Somos el equipo de Otto. "He comprado leche." "¿Cómo? Yo también la he comprado." Cuando vivís en pareja o juntos, estos desencuentros pasan a menudo. Y al revés: os quedáis sin algo porque los dos pensabais que "ya lo compraría el otro". La causa es que el inventario de la nevera no se comparte entre los dos. En este artículo hablamos de cómo eliminar estos desencuentros compartiendo el inventario.
Qué pasa cuando el inventario no se comparte
Al vivir en pareja, cada vez repartís más la compra. Pero si "qué hay" y "qué he comprado" están solo en la cabeza de cada uno, el otro no lo ve. El resultado: los dos compráis lo mismo o ninguno compra porque os fiáis del otro. Ambos casos pasan porque la información del inventario no se comparte.
También podéis preguntaros por WhatsApp "¿queda leche?" cada vez, pero hacerlo siempre es pesado y no se mantiene. Si dependéis de la conversación, surgen olvidos de preguntar y de avisar. Lo que hace falta es un estado en el que los dos veáis el mismo inventario en cualquier momento.
Comparte el inventario con un código de invitación
En Otto, al conectarte con tu pareja mediante un código de invitación, podéis ver los dos el mismo inventario y la misma lista de la compra. Si uno registra o consume un alimento, se refleja también en la pantalla del otro. El estado de la nevera queda siempre igual para los dos.
Así sabes en pantalla "qué ha comprado el otro". Si miras el inventario antes de ir a comprar, evitas tanto las compras duplicadas como los olvidos. La gran diferencia es poder compartir por la lista, sin depender de la confirmación de palabra.
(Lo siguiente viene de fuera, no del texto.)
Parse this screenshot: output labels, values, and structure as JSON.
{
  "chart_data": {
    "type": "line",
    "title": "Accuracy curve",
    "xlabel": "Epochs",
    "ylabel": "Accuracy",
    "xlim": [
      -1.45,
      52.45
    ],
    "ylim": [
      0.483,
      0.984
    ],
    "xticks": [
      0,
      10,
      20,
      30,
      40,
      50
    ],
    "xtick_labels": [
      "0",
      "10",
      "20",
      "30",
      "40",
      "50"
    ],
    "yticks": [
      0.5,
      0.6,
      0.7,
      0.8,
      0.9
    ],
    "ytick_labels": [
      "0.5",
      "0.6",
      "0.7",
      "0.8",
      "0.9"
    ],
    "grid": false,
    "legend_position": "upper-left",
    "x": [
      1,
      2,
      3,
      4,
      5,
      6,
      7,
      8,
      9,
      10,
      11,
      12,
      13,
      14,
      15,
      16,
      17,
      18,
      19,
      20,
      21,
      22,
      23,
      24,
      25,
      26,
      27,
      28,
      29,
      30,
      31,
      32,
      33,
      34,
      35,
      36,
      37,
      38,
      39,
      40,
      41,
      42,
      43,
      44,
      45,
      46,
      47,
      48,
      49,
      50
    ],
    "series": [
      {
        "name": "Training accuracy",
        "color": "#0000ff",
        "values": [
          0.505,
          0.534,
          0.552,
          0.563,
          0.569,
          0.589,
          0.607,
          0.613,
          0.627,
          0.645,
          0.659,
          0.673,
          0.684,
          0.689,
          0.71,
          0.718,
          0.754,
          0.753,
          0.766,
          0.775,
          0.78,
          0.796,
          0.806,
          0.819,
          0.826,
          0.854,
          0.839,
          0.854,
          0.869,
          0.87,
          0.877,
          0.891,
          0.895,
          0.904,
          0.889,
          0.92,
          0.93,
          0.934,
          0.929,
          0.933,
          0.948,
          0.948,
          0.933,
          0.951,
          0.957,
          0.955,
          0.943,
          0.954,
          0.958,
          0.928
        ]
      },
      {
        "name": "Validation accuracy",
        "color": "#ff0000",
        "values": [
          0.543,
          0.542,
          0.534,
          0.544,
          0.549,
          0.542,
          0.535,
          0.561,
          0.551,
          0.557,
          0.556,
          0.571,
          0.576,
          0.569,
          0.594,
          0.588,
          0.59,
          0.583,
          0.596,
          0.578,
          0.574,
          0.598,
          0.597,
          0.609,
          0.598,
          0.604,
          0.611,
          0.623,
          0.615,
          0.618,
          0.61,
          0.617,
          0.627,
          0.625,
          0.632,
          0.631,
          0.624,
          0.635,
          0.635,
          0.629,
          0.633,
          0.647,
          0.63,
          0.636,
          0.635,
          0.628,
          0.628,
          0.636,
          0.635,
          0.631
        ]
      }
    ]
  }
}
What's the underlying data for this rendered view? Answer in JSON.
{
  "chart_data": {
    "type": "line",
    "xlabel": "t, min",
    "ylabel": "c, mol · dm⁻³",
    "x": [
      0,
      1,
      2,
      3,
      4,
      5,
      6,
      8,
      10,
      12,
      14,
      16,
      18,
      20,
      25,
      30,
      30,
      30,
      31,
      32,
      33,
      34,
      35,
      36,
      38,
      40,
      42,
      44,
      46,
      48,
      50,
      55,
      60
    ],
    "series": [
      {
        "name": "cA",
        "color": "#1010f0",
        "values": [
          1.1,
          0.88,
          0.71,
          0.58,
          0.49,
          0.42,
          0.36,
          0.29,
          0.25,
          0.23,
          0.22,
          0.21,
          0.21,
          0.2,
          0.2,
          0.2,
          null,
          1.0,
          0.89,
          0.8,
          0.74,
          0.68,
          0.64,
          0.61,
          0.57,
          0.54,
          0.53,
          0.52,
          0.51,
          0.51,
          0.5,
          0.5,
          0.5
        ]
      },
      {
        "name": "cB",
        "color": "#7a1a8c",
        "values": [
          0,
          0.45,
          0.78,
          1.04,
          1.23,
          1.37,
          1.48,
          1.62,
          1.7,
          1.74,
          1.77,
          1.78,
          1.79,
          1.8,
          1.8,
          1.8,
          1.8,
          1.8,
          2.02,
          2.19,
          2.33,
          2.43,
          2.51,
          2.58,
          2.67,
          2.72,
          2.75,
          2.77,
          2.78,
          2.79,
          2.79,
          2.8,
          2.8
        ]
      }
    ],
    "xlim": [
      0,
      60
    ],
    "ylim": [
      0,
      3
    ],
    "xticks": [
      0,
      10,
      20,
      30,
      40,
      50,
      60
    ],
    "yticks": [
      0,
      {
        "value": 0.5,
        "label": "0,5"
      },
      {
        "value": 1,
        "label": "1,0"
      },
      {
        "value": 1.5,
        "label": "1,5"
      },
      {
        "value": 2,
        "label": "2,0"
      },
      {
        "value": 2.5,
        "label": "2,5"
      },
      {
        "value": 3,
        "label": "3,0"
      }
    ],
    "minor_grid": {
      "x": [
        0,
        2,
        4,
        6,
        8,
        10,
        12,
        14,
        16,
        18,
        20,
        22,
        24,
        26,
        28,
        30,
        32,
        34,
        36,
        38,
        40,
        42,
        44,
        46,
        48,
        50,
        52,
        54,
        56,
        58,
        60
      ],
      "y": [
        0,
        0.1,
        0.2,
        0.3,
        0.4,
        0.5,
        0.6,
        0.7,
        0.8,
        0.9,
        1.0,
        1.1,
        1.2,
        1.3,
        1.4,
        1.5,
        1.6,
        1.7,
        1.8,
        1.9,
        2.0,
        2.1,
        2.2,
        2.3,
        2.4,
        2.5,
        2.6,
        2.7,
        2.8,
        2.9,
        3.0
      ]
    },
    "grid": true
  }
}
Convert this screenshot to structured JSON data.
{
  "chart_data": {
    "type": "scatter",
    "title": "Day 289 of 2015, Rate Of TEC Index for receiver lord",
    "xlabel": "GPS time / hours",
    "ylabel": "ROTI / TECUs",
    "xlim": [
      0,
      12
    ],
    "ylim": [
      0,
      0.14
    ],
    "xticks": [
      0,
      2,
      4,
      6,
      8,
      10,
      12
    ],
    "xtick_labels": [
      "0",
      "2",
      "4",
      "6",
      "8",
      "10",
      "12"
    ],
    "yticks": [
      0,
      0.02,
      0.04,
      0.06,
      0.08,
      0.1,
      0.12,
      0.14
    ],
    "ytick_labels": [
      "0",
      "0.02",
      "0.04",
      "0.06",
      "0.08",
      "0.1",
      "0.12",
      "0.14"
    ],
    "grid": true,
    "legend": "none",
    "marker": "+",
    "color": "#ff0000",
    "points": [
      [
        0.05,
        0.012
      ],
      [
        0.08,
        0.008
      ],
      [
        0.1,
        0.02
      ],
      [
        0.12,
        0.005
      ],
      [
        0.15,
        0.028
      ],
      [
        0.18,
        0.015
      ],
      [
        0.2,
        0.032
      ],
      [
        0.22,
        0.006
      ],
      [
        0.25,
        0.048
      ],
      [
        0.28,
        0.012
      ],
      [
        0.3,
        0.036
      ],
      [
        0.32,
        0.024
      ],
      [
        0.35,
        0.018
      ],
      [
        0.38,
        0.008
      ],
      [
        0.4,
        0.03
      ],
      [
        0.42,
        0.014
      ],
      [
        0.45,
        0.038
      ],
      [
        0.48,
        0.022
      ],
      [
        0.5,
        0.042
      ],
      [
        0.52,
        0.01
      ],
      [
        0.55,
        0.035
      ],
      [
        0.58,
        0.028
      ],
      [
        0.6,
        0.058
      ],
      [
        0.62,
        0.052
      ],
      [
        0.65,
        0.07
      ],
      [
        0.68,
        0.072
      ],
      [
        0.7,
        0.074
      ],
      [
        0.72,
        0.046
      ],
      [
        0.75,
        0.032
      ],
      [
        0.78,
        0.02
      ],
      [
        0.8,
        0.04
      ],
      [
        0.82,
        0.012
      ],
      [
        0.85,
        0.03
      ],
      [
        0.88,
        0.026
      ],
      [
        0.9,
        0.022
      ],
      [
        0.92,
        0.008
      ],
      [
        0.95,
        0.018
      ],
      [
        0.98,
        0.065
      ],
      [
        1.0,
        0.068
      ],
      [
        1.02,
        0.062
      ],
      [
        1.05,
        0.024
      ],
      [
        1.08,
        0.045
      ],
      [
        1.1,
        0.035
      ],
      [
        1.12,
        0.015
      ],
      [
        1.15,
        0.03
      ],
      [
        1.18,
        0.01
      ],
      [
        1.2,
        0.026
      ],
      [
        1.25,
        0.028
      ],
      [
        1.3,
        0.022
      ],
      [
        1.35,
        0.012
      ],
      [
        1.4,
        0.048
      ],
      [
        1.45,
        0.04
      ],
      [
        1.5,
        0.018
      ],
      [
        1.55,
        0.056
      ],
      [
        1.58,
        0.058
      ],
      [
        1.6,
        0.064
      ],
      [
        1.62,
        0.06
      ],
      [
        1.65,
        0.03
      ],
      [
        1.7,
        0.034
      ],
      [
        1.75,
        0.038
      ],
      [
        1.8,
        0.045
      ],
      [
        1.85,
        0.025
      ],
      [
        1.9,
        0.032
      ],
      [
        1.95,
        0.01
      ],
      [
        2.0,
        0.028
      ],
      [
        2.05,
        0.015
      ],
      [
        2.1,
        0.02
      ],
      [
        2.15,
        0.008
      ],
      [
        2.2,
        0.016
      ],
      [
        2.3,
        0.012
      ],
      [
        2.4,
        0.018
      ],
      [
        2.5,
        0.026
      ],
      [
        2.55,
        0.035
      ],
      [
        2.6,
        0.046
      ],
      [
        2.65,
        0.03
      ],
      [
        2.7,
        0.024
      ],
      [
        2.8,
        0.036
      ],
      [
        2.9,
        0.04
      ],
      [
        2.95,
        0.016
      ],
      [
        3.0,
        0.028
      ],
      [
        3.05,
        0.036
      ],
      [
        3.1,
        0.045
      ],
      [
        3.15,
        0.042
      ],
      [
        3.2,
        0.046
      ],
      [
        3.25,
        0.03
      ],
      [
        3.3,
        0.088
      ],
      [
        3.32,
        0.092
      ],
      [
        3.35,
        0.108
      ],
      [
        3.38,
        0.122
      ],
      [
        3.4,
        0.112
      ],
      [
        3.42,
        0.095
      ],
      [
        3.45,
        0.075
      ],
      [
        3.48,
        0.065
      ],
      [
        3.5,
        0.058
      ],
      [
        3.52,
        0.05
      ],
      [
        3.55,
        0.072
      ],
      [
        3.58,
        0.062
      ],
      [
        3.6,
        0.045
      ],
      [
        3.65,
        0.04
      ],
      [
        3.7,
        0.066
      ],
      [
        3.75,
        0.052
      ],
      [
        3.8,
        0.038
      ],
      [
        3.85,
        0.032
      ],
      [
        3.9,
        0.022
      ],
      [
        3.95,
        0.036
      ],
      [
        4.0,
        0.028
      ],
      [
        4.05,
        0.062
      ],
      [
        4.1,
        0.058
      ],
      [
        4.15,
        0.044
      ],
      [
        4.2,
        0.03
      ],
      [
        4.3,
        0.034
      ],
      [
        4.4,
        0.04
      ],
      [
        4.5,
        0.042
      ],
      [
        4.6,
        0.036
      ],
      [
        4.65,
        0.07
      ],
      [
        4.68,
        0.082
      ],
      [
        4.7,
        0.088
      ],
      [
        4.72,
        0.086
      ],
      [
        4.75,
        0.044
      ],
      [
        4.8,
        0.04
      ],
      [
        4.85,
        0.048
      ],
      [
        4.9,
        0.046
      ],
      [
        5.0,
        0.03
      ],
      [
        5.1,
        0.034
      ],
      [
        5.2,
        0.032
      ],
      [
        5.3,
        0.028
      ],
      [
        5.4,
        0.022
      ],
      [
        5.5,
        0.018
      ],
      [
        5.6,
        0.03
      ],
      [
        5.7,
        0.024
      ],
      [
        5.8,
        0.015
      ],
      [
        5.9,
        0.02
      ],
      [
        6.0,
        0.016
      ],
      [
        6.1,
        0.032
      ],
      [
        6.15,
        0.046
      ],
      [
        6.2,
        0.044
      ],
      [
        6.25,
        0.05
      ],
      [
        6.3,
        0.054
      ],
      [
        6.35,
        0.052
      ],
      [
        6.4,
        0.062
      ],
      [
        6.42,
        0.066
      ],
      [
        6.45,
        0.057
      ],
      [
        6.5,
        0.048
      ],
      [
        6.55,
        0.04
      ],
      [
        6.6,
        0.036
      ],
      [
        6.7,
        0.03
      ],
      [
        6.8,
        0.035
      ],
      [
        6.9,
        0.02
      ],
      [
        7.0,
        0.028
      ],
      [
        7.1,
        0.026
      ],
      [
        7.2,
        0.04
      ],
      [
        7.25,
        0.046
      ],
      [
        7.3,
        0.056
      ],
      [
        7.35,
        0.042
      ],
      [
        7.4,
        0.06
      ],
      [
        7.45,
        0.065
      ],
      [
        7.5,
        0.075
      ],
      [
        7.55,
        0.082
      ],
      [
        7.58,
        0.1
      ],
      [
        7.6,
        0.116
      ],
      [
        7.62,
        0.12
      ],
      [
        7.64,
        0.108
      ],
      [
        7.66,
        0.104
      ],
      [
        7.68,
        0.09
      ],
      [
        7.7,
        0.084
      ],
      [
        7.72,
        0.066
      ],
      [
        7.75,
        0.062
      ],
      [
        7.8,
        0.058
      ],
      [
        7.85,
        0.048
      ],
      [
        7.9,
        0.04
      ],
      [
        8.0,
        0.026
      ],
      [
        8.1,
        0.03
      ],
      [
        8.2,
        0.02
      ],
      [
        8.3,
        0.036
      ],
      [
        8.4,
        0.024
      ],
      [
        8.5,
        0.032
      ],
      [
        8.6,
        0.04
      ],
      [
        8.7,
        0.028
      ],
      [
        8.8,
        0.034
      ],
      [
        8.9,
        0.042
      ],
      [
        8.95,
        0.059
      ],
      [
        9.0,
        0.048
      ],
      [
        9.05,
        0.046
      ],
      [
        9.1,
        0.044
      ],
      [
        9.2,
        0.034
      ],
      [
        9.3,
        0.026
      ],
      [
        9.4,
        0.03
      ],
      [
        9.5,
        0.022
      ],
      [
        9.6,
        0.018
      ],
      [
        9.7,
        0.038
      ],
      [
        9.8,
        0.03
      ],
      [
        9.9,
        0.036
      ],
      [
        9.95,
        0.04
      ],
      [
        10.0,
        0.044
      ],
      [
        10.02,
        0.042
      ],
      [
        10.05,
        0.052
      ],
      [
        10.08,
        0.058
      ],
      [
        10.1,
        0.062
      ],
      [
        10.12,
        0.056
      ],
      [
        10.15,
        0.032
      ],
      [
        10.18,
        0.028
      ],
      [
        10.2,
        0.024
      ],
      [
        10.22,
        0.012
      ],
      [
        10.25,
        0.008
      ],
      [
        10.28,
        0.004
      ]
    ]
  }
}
Repartir la compra se vuelve fluido
Si tenéis una lista de la compra compartida, vaya quien vaya a comprar, mira la misma lista. Si de vuelta a casa piensas "¿hacía falta algo?", solo abres la lista. Como funciona vaya quien vaya, la compra no recae siempre en uno de los dos.
El inventario se ordena por caducidad más próxima, así que es fácil que os pongáis de acuerdo en "esto, a usar pronto". No tener que cargar tú solo con la gestión de los alimentos se nota más cuanto más ocupados estéis o trabajéis los dos.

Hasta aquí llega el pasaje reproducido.